MzXML files were imported and analysed in the ZJUPDAS, which was designed by Yu JK. ZJUPDAS and detailed protocols have been described in our previous report48. Aligned spectra were digitally processed by wavelet denoising and baseline correction using the wavelet transform method. Wilcoxon rank-sum tests were used to compare the mean normalized intensities between the CRC and HC samples. The biomarkers with p < 0.01 were selected. These markers were combined randomly to establish patterns by using GA and evaluated with SVM. The SVM classifier with a radial based function kernel was used to discriminate among the different groups. A leave-one-out cross-validation approach was applied to estimate the accuracy of the classifier. The SVM pattern with the local optimal accuracy solution was selected to be the final pattern, and the markers in this SVM pattern were selected as the set of potential biomarkers.

Purification and Identification of candidate protein biomarker

The candidate protein in serum was purified using HPLC. The fraction with the candidate protein was collected after analysed by MALDI-TOF-MS, and digested with Trypsin. The protein was identified by MS/MS. The detailed methods of purification and identification were described in our previous study32.
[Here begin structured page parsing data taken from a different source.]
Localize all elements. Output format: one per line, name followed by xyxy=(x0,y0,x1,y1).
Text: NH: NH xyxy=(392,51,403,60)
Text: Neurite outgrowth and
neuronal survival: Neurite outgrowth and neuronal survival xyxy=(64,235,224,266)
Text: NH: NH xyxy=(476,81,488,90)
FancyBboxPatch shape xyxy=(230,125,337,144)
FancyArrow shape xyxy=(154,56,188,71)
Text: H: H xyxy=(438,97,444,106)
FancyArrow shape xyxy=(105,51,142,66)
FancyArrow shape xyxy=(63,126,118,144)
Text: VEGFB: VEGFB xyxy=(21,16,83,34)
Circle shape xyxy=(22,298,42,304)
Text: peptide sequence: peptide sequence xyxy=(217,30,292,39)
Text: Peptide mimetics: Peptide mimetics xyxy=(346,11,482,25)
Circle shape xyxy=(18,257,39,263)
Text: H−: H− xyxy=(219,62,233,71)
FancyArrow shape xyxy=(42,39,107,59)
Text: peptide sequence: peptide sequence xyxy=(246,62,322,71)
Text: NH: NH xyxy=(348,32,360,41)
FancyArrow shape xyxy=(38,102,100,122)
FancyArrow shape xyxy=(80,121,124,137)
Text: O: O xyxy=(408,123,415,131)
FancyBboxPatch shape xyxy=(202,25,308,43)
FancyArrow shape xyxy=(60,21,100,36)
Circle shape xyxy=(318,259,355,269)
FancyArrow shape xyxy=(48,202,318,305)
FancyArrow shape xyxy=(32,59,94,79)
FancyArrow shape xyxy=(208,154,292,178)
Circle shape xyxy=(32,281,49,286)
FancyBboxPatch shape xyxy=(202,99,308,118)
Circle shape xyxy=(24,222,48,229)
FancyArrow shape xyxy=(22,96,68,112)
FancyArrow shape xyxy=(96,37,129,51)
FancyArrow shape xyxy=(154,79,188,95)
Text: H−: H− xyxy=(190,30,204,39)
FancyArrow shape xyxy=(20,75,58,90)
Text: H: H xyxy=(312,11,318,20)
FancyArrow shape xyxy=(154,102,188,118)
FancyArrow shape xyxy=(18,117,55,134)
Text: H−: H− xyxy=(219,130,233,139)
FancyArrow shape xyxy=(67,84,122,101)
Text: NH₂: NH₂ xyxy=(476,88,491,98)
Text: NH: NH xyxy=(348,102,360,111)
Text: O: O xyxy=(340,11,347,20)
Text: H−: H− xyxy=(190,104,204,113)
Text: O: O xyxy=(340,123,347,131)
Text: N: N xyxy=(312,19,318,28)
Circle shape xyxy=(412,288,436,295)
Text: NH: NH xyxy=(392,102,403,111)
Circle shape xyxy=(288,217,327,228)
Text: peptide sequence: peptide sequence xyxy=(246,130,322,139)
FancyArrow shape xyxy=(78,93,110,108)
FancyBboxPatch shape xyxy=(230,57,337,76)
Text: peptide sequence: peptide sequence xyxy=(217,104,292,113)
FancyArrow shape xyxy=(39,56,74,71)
Verification of biomarker using western blotting and ELISA

The serum samples from 20 CRC patients and 20 HC samples were collected and subjected to western blotting analysis (Details in Table 1). In each well, 1 μl of serum was loaded and was run in 10% tris-glycine SDS buffer for 2 hours at 120 V. Four CRC samples, 4 healthy controls and a standard quality control were added onto one gel. The proteins were transferred to a PVDF membrane in transfer buffer at 250 mA for 2 hours. After blocking of the membrane with 0.5% skim milk in TBST for 1 hour, the membrane was incubated with the MST1 rabbit monoclonal antibody diluted 1:5000 at 4 °C overnight and then washed 3 times for 15 min each in TBST. The second HRP-coupled anti-rabbit antibody diluted 1:10,000 was added to the membrane and incubated for 1 hour at room temperature. After the membrane was washed 3 times for 15 min each in TBST, the detection of the proteins was carried out by application of ECL solution to the membrane and artificial exposure.

Another 67 serum samples including 16 healthy control and 51 colorectal cancer samples (10 from stage I, 16 from stage II, 15 from stage III, 10 from stage IV) were analysed using an MST1 ELISA Kit (Abcam, England) according to the manufacturer’s instructions. Standard MST1 dilutions (0, 8.32, 24.69, 74.07, 222.2, 666.7 and 2,000 pg/ml) were prepared, and triplicate 100 μl samples at each concentration were added to a 96-well plate. The serum was diluted 1:400 with solution A from the MST1 ELISA Kit, and triplicate 100-μl serum samples were added to the same plate. After incubation at room temperature for 2.5 hours, the supernatant in each well was removed. After the plates were washed four times, the biotinylated MST1 detection antibody (100 μl) was added to each well and incubated at room temperature for 45 min with gentle shaking. After washing, the TMB One-Step Substrate Reagent was added for visualization, and the samples were incubated at room temperature for 30 min. After addition of the stop solution, the optical density was immediately measured at 450 nm, and a standard curve was generated. The concentration of each sample was calculated according to the standard curve.

Statistical analysis

SPSS Statistics 20.0 (IBM, Armonk, NY, USA) was used to perform the statistical analysis. Statistical tests were two sided, and p < 0.05 was considered statistically significant. Chi-square tests were applied to compare categorical variables. Two-tailed Student’s t-tests and one-way ANOVA were used to compare quantitative data.